Can they be harmful? Only to rats with tubes in their stomachs.
Polycyclic aromatic hydrocarbons (PAHs) are a group of chemicals formed during burning. That can be coal, volcanoes, or...meat. Though our EPA recently insisted American air quality, which is fantastic, is killing people, they couldn't show it using real pollution like soot, so they moved to epidemiological claims about PAHs and small micron particulate matter (PM2.5). Can PAHs be harmful? Probably, if you inhale enough of them, but shady groups like Natural Resources Defense Council have insisted that EPA is hiding the truth about the real harmful harmful level of PAHs. (1)

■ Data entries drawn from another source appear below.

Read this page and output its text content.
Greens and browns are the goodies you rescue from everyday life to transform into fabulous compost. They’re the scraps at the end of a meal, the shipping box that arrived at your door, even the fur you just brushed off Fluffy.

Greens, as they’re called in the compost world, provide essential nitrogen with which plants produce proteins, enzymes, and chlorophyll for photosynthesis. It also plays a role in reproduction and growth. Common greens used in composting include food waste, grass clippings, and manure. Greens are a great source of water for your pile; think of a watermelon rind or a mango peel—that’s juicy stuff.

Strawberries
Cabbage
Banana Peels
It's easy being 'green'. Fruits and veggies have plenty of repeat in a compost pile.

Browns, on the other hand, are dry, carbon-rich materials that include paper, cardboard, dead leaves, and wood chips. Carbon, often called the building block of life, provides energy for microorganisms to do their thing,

They made a graphic. You can bet that will be enough to have Center for Science in the Public Interest lawyers suing and settling with the federal government.
But through the skin from the smoke of a barbecue grill causing harm? This is new. Trace levels of PAHs can enter your body through your lungs when they are stuck to particles you breathe, like if you are a smoker or inhale volcanic ash. And you might get them by drinking if you consumer water from a hazardous waste dump. But it is unclear how well our lungs even absorb PAHs - no one has done it enough to get harm ever - and no one has actually drank hazardous waste in an experiment. All we have are a lot of dead mice force-fed these things at levels that are five orders of magnitude higher than you can get in the real world, and journalists thinking that rodents are just little people. Well, they aren't. It's not even close. We have more in common biologically with mice than we do bananas, but not enough to show what causes cancer.

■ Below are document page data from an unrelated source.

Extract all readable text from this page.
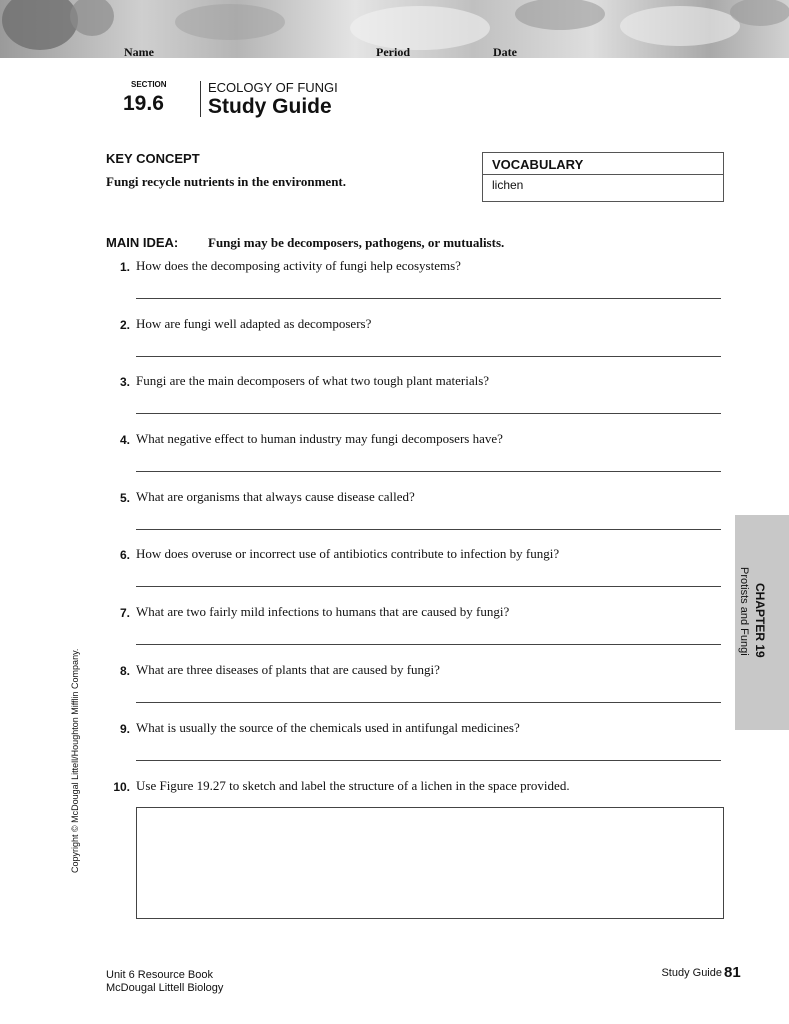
Name	Period	Date
SECTION
19.6
ECOLOGY OF FUNGI
Study Guide
KEY CONCEPT
Fungi recycle nutrients in the environment.
VOCABULARY
lichen
MAIN IDEA: Fungi may be decomposers, pathogens, or mutualists.
1. How does the decomposing activity of fungi help ecosystems?
2. How are fungi well adapted as decomposers?
3. Fungi are the main decomposers of what two tough plant materials?
4. What negative effect to human industry may fungi decomposers have?
5. What are organisms that always cause disease called?
6. How does overuse or incorrect use of antibiotics contribute to infection by fungi?
7. What are two fairly mild infections to humans that are caused by fungi?
8. What are three diseases of plants that are caused by fungi?
9. What is usually the source of the chemicals used in antifungal medicines?
10. Use Figure 19.27 to sketch and label the structure of a lichen in the space provided.
CHAPTER 19
Protists and Fungi
Copyright © McDougal Littell/Houghton Mifflin Company.
Unit 6 Resource Book
McDougal Littell Biology
Study Guide 81
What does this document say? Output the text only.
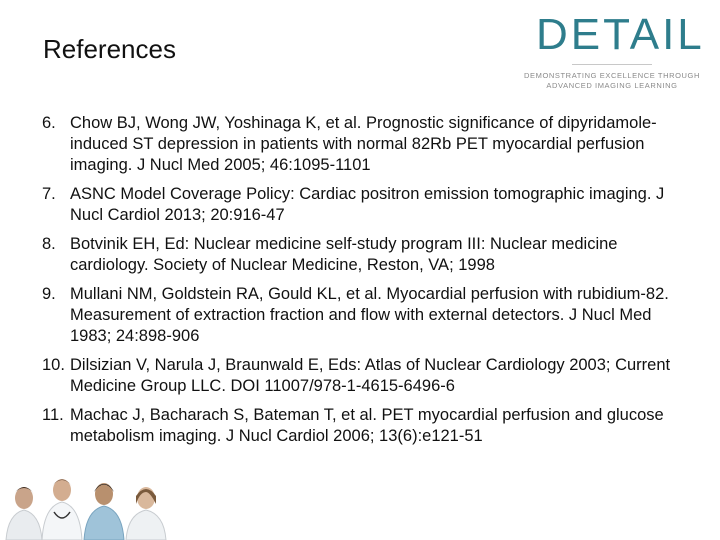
References	DETAIL
DEMONSTRATING EXCELLENCE THROUGH
ADVANCED IMAGING LEARNING
6. Chow BJ, Wong JW, Yoshinaga K, et al. Prognostic significance of dipyridamole-induced ST depression in patients with normal 82Rb PET myocardial perfusion imaging. J Nucl Med 2005; 46:1095-1101
7. ASNC Model Coverage Policy: Cardiac positron emission tomographic imaging. J Nucl Cardiol 2013; 20:916-47
8. Botvinik EH, Ed: Nuclear medicine self-study program III: Nuclear medicine cardiology. Society of Nuclear Medicine, Reston, VA; 1998
9. Mullani NM, Goldstein RA, Gould KL, et al. Myocardial perfusion with rubidium-82. Measurement of extraction fraction and flow with external detectors. J Nucl Med 1983; 24:898-906
10. Dilsizian V, Narula J, Braunwald E, Eds: Atlas of Nuclear Cardiology 2003; Current Medicine Group LLC. DOI 11007/978-1-4615-6496-6
11. Machac J, Bacharach S, Bateman T, et al. PET myocardial perfusion and glucose metabolism imaging. J Nucl Cardiol 2006; 13(6):e121-51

Still, cancer. That's a scary word. If we can save even one life...
No, we can't, there are no human lives being lost here, none. PAHs are only produced in any quantity as research chemicals. That means if we want to scare people we instead have to do it with trace levels in things like summer barbecues. And that is what the authors of this paper do. Their press release notes CARCINOGENS in the title, because that is what sells in the post-truth world of IARC hazard assessments. Yet their actual study was the kind of thing we saw when a group of anti-science mommy bloggers hired a lab to find traces of glyphosate in breast milk.
They divided a small volunteers into groups at an outdoor barbecue and gave them food while exposing them to smoke. Then they took urine samples. If this sounds like the worst barbecue ever, yeah, I agree.
Anyway, they found that they could detect PAHs. No surprise there, I can detect a drop of liquid in 160 Olympic-sized swimming pools too, but that doesn't mean that drop will give me cancer. But skin had even lower trace amounts than food. Still, the authors claimed you need to rush and change your clothes or you might get cancer.
How do you like your steak now, comrade?
I like mine rare, thanks. Just like it is rare to find science in environmental journals.
(1) Yes, the same Obama administration NRDC were writing stealth policy papers for was hiding the truth elsewhere, they conspiratorially suggested. No wonder the new EPA has banned "sue and settle" agreements with environmentalists and ended the "secret science" that has led to so much distrust by the public.
It that all falls under "Rejected knowledge" that somehow stays in the public consciousness, like Natural Resources Defense Council claiming DDT led to breast cancer on Long Island, vaccines cause autism, and the parent company of Consumer Reports claiming GMOs will cause people in Africa to mutate.